XANGAI, NASCIDO EUGÊNIO AVELINO, COMPLETA 70 ANOS

A temperança e a aspereza do sertão nordestino sempre permearam a música de Xangai, mas o que nem todo mundo desconfia é que o cantor baiano, nascido Eugênio Avelino, foi criado em Nanuque, no norte de Minas Gerais, onde seu pai possuía uma sorveteria com o nome da maior cidade da China que, desde criança, passou a lhe servir de apelido. 

No último dia 20 de março, o cantador completou 70 anos, a questão geográfica volta a marcar o novo trabalho do violeiro, cuja coerência artística estabeleceu uma linha de corte profunda e radical entre ele e o mercado fonográfico. Herdeiro de uma linhagem típica que tem em Elomar o seu principal representante, Xangai presta tributo a compositores essenciais em “Cantingueiros”.

Originalmente uma série visual disponibilizada na internet, a empreitada se vale de um trocadilho no título para homenagear tanto a caatinga quanto o ofício de cantador. As 12 faixas do disco assimilam músicas do repertório de Elomar, Bule Bule, Mateus Aleluia e Gordurinha que, em comum, trazem a Bahia como Estado natal. O cuidado na identidade do lançamento se faz notar logo pela capa, com um bonito projeto xilográfico de Gabriel Leite que destaca a figura do Sol e, em sua contracapa, a de um retirante montado num cavalo.

Cantigas. Repentista e autor de obras de cordel, o sertanejo Bule Bule é, de fato, o menos conhecido dentre os que comparecem no álbum. A afirmação é comprovada pelo “salve” do próprio Xangai ao compositor no final da cantiga que abre o disco, “Cancela do Sossego”, lírica narrativa sobre a paisagem interiorana. Para abrir ainda mais espaço ao cantor e instrumentista, Bule Bule é convidado a participar em “A Máquina de Lavar Roupa” e “Que Moça Bonita é Aquela”, essa segunda com toda a malícia característica das músicas de duplo sentido. A saudação a Elomar começa com “Puluxia das Sete Portas”, e acrescenta o sotaque de trovador pelo qual o autor ficou conhecido.

Ainda assim, “A Meu Deus um Canto Novo” e “Incelença do Amor Retirante” mantém o trabalho fixo sobre os ares da ruralidade. “Promessa ao Gantois”, “Deixa a Gira Girar” e “Cordeiro de Nanã”, parcerias de Mateus Aleluia com Dadinho, companheiro do grupo Os Tincoãs, sublinham a presença da religiosidade africana junto ao sertanejo.

O ritmo do trabalho muda de rota quando são convocadas ao baile três canções lançadas por Gordurinha, no caso “Súplica Cearense”, “Orora Analfabeta”, ambas de sua autoria, e “Mambo da Cantareira”, de Barbosa da Silva e Eloide Warthon, mas eternizada no registro do cantor falecido em 1969, o único dos louvados que não está mais vivo.

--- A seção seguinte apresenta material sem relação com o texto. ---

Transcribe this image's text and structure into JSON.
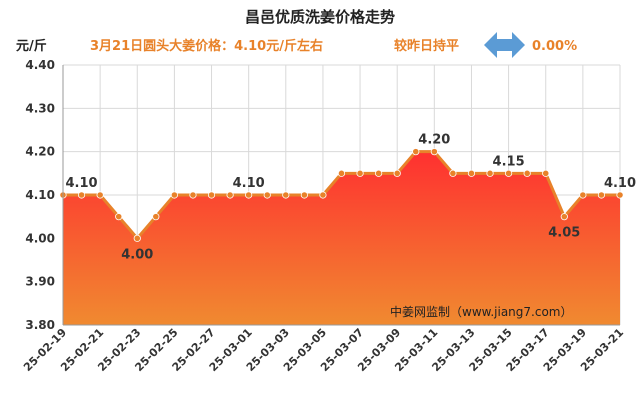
{
  "chart_data": {
    "type": "area",
    "title": "昌邑优质洗姜价格走势",
    "subtitle": "3月21日圆头大姜价格：4.10元/斤左右",
    "change_text": "较昨日持平",
    "change_value": "0.00%",
    "ylabel": "元/斤",
    "xlabel": "",
    "ylim": [
      3.8,
      4.4
    ],
    "yticks": [
      "3.80",
      "3.90",
      "4.00",
      "4.10",
      "4.20",
      "4.30",
      "4.40"
    ],
    "grid": true,
    "source": "中姜网监制（www.jiang7.com）",
    "x": [
      "25-02-19",
      "25-02-20",
      "25-02-21",
      "25-02-22",
      "25-02-23",
      "25-02-24",
      "25-02-25",
      "25-02-26",
      "25-02-27",
      "25-02-28",
      "25-03-01",
      "25-03-02",
      "25-03-03",
      "25-03-04",
      "25-03-05",
      "25-03-06",
      "25-03-07",
      "25-03-08",
      "25-03-09",
      "25-03-10",
      "25-03-11",
      "25-03-12",
      "25-03-13",
      "25-03-14",
      "25-03-15",
      "25-03-16",
      "25-03-17",
      "25-03-18",
      "25-03-19",
      "25-03-20",
      "25-03-21"
    ],
    "xtick_labels": [
      "25-02-19",
      "25-02-21",
      "25-02-23",
      "25-02-25",
      "25-02-27",
      "25-03-01",
      "25-03-03",
      "25-03-05",
      "25-03-07",
      "25-03-09",
      "25-03-11",
      "25-03-13",
      "25-03-15",
      "25-03-17",
      "25-03-19",
      "25-03-21"
    ],
    "values": [
      4.1,
      4.1,
      4.1,
      4.05,
      4.0,
      4.05,
      4.1,
      4.1,
      4.1,
      4.1,
      4.1,
      4.1,
      4.1,
      4.1,
      4.1,
      4.15,
      4.15,
      4.15,
      4.15,
      4.2,
      4.2,
      4.15,
      4.15,
      4.15,
      4.15,
      4.15,
      4.15,
      4.05,
      4.1,
      4.1,
      4.1
    ],
    "data_labels": [
      {
        "index": 1,
        "text": "4.10",
        "pos": "above"
      },
      {
        "index": 4,
        "text": "4.00",
        "pos": "below"
      },
      {
        "index": 10,
        "text": "4.10",
        "pos": "above"
      },
      {
        "index": 20,
        "text": "4.20",
        "pos": "above"
      },
      {
        "index": 24,
        "text": "4.15",
        "pos": "above"
      },
      {
        "index": 27,
        "text": "4.05",
        "pos": "below"
      },
      {
        "index": 30,
        "text": "4.10",
        "pos": "above"
      }
    ],
    "colors": {
      "line": "#e8822a",
      "fill_top": "#ff3030",
      "fill_bottom": "#f08a30",
      "arrow": "#5b9bd5",
      "accent_text": "#e8822a"
    }
  }
}
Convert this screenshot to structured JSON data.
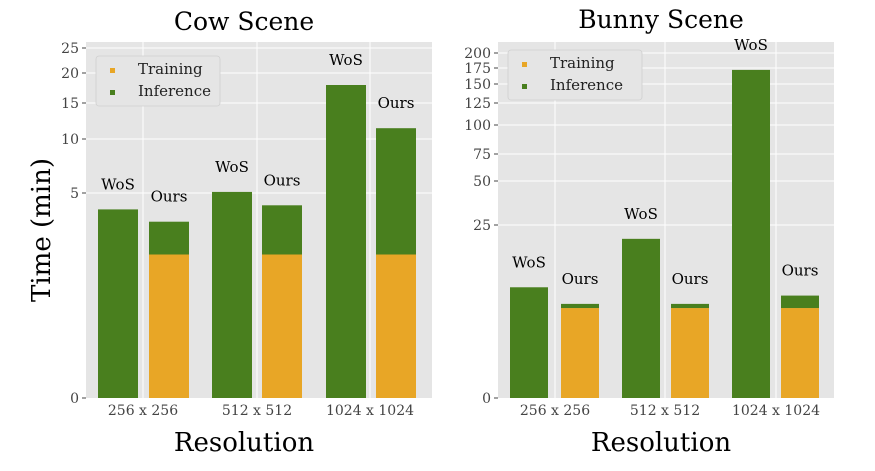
{
  "ylabel": "Time (min)",
  "colors": {
    "training": "#e8a626",
    "inference": "#497f1e",
    "panel_bg": "#e5e5e5",
    "grid": "#ffffff"
  },
  "chart_data": [
    {
      "type": "bar",
      "title": "Cow Scene",
      "xlabel": "Resolution",
      "ylabel": "Time (min)",
      "y_scale": "nonlinear (compressed above 5)",
      "ylim": [
        0,
        25
      ],
      "yticks": [
        0,
        5,
        10,
        15,
        20,
        25
      ],
      "categories": [
        "256 x 256",
        "512 x 512",
        "1024 x 1024"
      ],
      "legend": [
        "Training",
        "Inference"
      ],
      "bars": [
        {
          "category": "256 x 256",
          "method": "WoS",
          "training": 0,
          "inference": 4.6
        },
        {
          "category": "256 x 256",
          "method": "Ours",
          "training": 3.5,
          "inference": 0.8
        },
        {
          "category": "512 x 512",
          "method": "WoS",
          "training": 0,
          "inference": 5.1
        },
        {
          "category": "512 x 512",
          "method": "Ours",
          "training": 3.5,
          "inference": 1.2
        },
        {
          "category": "1024 x 1024",
          "method": "WoS",
          "training": 0,
          "inference": 18.0
        },
        {
          "category": "1024 x 1024",
          "method": "Ours",
          "training": 3.5,
          "inference": 8.0
        }
      ]
    },
    {
      "type": "bar",
      "title": "Bunny Scene",
      "xlabel": "Resolution",
      "ylabel": "",
      "y_scale": "nonlinear (compressed above 25)",
      "ylim": [
        0,
        200
      ],
      "yticks": [
        0,
        25,
        50,
        75,
        100,
        125,
        150,
        175,
        200
      ],
      "categories": [
        "256 x 256",
        "512 x 512",
        "1024 x 1024"
      ],
      "legend": [
        "Training",
        "Inference"
      ],
      "bars": [
        {
          "category": "256 x 256",
          "method": "WoS",
          "training": 0,
          "inference": 16.0
        },
        {
          "category": "256 x 256",
          "method": "Ours",
          "training": 13.0,
          "inference": 0.6
        },
        {
          "category": "512 x 512",
          "method": "WoS",
          "training": 0,
          "inference": 23.0
        },
        {
          "category": "512 x 512",
          "method": "Ours",
          "training": 13.0,
          "inference": 0.6
        },
        {
          "category": "1024 x 1024",
          "method": "WoS",
          "training": 0,
          "inference": 172.0
        },
        {
          "category": "1024 x 1024",
          "method": "Ours",
          "training": 13.0,
          "inference": 1.8
        }
      ]
    }
  ]
}
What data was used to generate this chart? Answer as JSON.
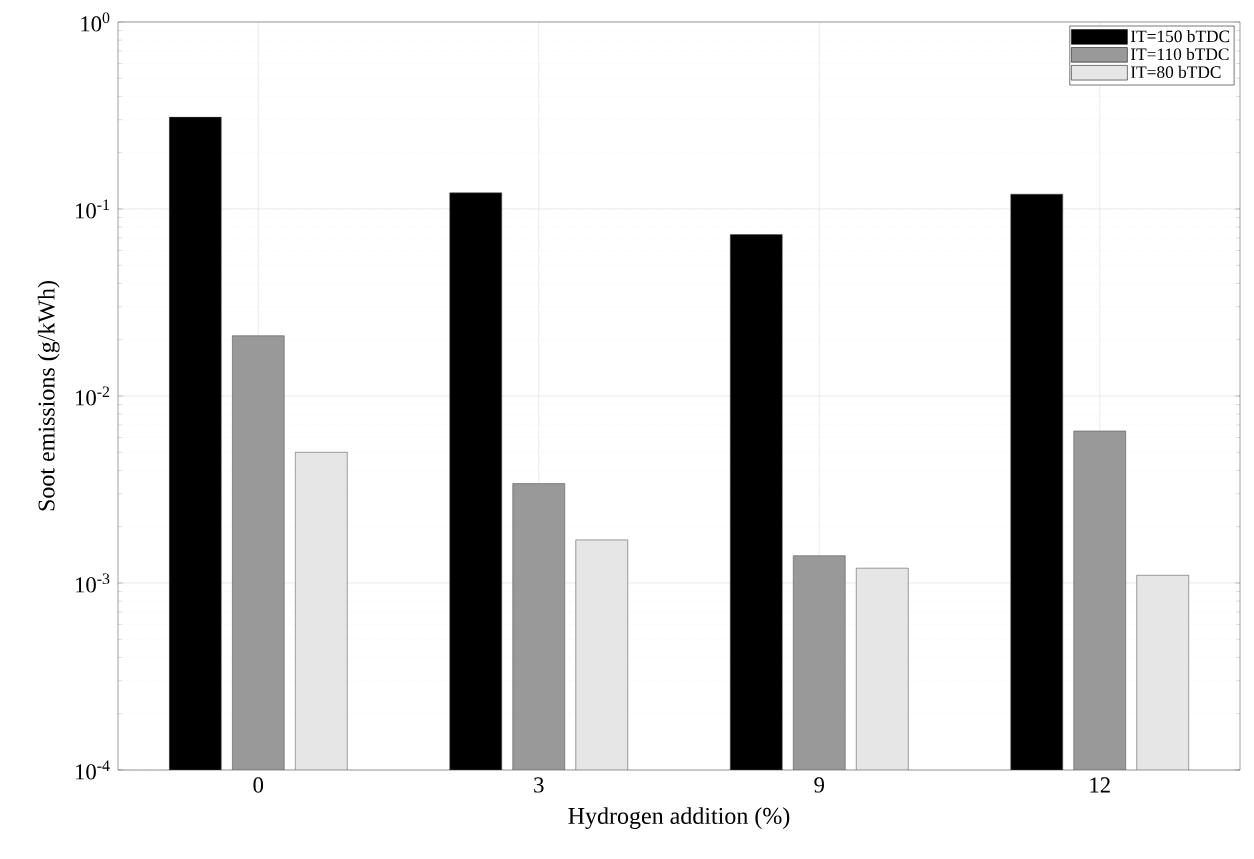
{
  "chart_data": {
    "type": "bar",
    "xlabel": "Hydrogen addition (%)",
    "ylabel": "Soot emissions (g/kWh)",
    "categories": [
      "0",
      "3",
      "9",
      "12"
    ],
    "series": [
      {
        "name": "IT=150 bTDC",
        "color": "#000000",
        "values": [
          0.31,
          0.122,
          0.073,
          0.12
        ]
      },
      {
        "name": "IT=110 bTDC",
        "color": "#999999",
        "values": [
          0.021,
          0.0034,
          0.0014,
          0.0065
        ]
      },
      {
        "name": "IT=80 bTDC",
        "color": "#e6e6e6",
        "values": [
          0.005,
          0.0017,
          0.0012,
          0.0011
        ]
      }
    ],
    "log": "y",
    "ylim": [
      0.0001,
      1
    ],
    "yticks": [
      {
        "value": 0.0001,
        "label": "10$^{-4}$"
      },
      {
        "value": 0.001,
        "label": "10$^{-3}$"
      },
      {
        "value": 0.01,
        "label": "10$^{-2}$"
      },
      {
        "value": 0.1,
        "label": "10$^{-1}$"
      },
      {
        "value": 1,
        "label": "10$^{0}$"
      }
    ],
    "grid": true,
    "legend": "top right"
  }
}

Se em “Súplica Cearense” a paisagem permanece rural, o mesmo não se pode dizer das seguintes, que, com ginga e suingue, conduzem o ouvinte a uma ambientação urbana.

Dada a graça cômica e a qualidade instrumental das derradeiras faixas, esse deslize estético acaba por suscitar a vontade em conhecer mais do canto de Xangai junto a outras paragens que ele, por hábito, se acostumou a deixar de lado. Ora, nunca é tarde.